Having gone through the diplomatic motions with Iran, George W. Bush is shifting toward a military option that carries severe risks for American soldiers in Iraq as well as for long-term U.S. interests around the world. Yet, despite this looming crisis, the Bush Family continues to withhold key historical facts about U.S.-Iranian relations.

Those historical facts – relating to Republican contacts with Iran’s Islamic regime more than a quarter century ago – are relevant today because an underlying theme in Bush’s rationale for war is that direct negotiations with Iran are pointless.
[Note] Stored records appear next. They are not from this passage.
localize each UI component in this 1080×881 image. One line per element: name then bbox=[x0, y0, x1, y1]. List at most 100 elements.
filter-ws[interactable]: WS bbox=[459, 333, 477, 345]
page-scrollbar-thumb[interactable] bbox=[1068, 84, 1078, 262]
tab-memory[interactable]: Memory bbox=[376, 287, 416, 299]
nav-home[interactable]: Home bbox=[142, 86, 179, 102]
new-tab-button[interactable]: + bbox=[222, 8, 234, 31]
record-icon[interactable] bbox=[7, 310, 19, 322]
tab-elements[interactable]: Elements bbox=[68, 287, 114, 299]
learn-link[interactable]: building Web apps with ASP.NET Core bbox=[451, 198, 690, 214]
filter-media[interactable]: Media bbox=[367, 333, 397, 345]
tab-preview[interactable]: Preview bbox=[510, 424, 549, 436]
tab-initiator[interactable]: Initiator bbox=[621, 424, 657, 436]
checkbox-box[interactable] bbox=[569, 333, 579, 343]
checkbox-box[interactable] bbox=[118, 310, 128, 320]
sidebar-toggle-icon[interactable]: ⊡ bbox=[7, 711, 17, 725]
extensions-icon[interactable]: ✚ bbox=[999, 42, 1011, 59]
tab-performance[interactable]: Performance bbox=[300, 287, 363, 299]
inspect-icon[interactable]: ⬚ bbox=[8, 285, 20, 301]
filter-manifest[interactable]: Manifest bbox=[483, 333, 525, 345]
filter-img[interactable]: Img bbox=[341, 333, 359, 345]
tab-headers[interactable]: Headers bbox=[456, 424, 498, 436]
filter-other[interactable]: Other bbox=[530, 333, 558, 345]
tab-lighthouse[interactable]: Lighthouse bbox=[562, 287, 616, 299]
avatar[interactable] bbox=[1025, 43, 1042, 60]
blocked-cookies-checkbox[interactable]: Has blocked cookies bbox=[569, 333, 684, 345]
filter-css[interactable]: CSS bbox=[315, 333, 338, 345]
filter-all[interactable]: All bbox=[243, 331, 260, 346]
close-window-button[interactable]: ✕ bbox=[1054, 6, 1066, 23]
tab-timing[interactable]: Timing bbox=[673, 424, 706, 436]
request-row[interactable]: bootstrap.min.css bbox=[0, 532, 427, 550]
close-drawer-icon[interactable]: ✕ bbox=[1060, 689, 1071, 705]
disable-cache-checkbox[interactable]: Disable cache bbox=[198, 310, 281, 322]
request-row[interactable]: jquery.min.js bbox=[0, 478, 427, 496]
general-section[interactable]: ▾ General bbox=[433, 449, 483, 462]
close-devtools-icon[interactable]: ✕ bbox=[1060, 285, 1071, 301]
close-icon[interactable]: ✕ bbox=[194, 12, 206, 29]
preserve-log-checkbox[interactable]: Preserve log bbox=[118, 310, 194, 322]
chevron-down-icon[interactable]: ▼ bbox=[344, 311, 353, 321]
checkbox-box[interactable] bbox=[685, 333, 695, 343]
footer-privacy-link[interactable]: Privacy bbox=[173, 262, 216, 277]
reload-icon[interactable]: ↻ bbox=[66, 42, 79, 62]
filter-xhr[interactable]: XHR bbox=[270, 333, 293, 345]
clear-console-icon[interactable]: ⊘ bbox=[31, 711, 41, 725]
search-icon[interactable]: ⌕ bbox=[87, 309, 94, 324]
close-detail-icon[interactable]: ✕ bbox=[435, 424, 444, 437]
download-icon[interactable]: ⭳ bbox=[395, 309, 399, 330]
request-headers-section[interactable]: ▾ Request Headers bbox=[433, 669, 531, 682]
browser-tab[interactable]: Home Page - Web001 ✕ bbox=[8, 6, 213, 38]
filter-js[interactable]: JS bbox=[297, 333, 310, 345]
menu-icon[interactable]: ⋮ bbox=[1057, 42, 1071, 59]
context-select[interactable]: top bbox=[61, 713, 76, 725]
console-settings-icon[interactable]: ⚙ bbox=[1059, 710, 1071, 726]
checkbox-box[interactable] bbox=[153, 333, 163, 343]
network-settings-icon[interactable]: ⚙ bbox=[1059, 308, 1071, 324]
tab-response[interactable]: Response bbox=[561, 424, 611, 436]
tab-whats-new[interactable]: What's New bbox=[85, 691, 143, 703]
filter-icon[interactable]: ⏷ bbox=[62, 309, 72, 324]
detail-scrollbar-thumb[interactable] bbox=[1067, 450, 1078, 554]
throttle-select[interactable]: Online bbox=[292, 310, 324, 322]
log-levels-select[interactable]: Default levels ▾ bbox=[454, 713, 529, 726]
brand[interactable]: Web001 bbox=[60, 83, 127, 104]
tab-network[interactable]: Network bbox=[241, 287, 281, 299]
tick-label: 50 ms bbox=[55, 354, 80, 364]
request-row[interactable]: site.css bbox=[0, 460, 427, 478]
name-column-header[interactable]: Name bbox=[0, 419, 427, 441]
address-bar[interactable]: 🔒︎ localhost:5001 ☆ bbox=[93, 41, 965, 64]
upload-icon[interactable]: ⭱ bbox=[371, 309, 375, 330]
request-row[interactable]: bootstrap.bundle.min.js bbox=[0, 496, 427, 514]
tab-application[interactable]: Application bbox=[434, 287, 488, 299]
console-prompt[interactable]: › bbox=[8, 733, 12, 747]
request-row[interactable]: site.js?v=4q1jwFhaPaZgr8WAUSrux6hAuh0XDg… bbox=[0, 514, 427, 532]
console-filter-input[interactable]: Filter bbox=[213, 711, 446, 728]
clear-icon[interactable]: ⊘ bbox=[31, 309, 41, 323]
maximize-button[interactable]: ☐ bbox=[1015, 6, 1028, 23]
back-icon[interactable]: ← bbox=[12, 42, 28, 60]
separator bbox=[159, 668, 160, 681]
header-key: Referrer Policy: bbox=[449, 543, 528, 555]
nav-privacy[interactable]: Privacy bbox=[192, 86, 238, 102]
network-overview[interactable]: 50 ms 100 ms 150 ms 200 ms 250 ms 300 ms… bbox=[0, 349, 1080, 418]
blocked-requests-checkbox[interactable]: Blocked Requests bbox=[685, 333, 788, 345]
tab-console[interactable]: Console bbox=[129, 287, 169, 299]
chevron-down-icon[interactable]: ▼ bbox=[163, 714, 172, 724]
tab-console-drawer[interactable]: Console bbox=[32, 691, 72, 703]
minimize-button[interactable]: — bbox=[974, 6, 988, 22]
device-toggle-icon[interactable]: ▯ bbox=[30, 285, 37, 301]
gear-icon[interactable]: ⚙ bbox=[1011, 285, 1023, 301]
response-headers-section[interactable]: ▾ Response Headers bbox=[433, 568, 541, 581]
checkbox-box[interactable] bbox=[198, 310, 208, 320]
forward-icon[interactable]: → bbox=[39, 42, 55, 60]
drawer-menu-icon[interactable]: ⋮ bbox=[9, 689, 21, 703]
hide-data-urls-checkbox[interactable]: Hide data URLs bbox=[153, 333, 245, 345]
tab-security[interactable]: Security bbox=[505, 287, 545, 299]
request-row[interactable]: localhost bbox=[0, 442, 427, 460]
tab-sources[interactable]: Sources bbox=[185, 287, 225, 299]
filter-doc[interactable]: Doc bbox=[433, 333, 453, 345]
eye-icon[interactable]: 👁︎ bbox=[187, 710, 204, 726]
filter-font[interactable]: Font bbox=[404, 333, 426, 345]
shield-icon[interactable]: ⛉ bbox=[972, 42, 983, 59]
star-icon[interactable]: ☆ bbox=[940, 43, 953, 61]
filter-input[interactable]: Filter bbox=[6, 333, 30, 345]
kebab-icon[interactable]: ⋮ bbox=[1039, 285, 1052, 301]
But Bush’s own father may know otherwise.

The evidence is now persuasive that George H.W. Bush participated in negotiations with Iran’s radical regime in 1980, behind President Jimmy Carter’s back, with the goal of arranging for 52 American hostages to be released after Bush and Ronald Reagan were sworn in as Vice President and President, respectively.
 

Ogami

New Member
The evidence is now persuasive that George H.W. Bush participated in negotiations with Iran’s radical regime in 1980, behind President Jimmy Carter’s back, with the goal of arranging for 52 American hostages to be released after Bush and Ronald Reagan were sworn in as Vice President and President, respectively.

They've got to be kidding. This was discredited back in 1992. The Wilkepedia entry says it best:

After 12 years of news reports looking into the alleged conspiracy, both houses of the US Congress held separate inquiries into the issue, and journalists from sources such as Newsweek and The New Republic looked into the charges. Both Congressional inquires, as well as the majority of investigative reports, found the evidence to be insufficient.
http://en.wikipedia.org/wiki/October_surprise_conspiracy

What baffles me is how any sort of conspiracy with Iran could have benefitted Reagan. He stomped Carter because of Carter's clear failure in the economy, and his foreign policy, the hostage crisis and the Soviet invasion of Afghanistan come to mind. In fact, Carter's main failure with Iran was letting the Shah's regime fall and unleashing upon the world the most violent Islamic movement in our lifetimes. That's not a minor failure! Yet now we have Carter going around (especially in foreign countries) talking about Bush's mideast "failures". Well, he's certainly an expert on them.